Gesichert ist, dass rechtsextreme Gruppierungen und Parteien zur Teilnahme an den Mahnwachen aufrufen, die in zahlreichen deutschen Städten für Freitag angemeldet sind. So fordert etwa die Kleinpartei "Die Rechte" auf ihrer Homepage dazu auf, die Veranstaltungen zu unterstützen.

Auch offensichtlich rechts orientierte Blogs und Foren werben für eine Teilnahme an den Aktionen. Im Internet und in den sozialen Netzwerken finden sich daher zahlreiche Beiträge, in denen "Fridays gegen Altersarmut" als Teil einer rechten Propaganda-Strategie dargestellt wird.

Eine Kopie von "Fridays for Future"

Die Bewegung selbst stellt sich nach außen als überparteilich dar. Ihr Name sowie die Optik ihres Logos zeigen deutliche Bezüge zu "Fridays for Future". Und ähnlich wie die von Jugendlichen dominierten Umweltproteste nutzt "Fridays gegen Altersarmut" vor allem soziale Netzwerke, um Menschen anzusprechen und zu mobilisieren.

In der Region um Karlsruhe sind für den Freitagnachmittag drei Kundgebungen angekündigt. Neben Karlsruhe wollen "Fridays gegen Altersarmut"-Ableger in Rastatt und Bad Herrenalb auf ihre Ziele aufmerksam machen. Zumindest vordergründig sind die drei Veranstaltungen unabhängig voneinander geplant. Und zumindest in Karlsruhe erklärt der Veranstalter, rechten Gedanken keinen Raum geben zu wollen.

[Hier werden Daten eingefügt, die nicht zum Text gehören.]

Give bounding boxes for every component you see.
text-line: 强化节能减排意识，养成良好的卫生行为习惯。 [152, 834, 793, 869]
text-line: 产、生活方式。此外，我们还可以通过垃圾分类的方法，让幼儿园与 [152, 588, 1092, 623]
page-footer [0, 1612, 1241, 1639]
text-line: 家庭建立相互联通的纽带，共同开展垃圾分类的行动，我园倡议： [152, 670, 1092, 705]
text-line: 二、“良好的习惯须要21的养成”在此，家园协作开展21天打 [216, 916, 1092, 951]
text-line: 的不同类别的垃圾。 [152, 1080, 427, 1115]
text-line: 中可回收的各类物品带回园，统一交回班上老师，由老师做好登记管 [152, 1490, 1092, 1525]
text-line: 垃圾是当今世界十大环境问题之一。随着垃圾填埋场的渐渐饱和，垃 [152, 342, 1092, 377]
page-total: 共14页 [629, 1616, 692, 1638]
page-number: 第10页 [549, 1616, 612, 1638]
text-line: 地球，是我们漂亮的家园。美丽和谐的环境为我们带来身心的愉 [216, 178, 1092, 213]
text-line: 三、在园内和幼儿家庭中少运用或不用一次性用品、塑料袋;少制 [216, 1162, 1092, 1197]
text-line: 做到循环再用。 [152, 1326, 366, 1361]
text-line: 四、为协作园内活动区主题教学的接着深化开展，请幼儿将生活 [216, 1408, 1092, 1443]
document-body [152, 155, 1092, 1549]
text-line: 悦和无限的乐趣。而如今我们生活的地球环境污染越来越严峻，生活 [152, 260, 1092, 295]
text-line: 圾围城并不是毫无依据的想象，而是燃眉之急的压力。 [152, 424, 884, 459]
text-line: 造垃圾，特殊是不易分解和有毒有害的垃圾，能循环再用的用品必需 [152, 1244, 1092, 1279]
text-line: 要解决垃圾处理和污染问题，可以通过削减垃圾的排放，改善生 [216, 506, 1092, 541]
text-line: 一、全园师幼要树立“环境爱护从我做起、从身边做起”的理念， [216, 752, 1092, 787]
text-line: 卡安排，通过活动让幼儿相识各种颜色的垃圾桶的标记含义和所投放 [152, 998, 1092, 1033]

Wenn sich Menschen mit unterschiedlichen politischen Ansichten hinter diesem Ziel vereinen und vielleicht noch miteinander ins Gespräch kommen, ist das umso besser."
Demirkiran Yalcin, Initiator der Mahnwache in Karlsruhe

"Wenn es auf der Mahnwache zu rechten Parolen kommt, breche ich sie sofort ab", sagt Demirkiran Yalcin. Er hat auf Facebook das Event "Fridays gegen Altersarmut" für Karlsruhe erstellt und die Veranstaltung nach eigenen Angaben bei der Stadt angemeldet.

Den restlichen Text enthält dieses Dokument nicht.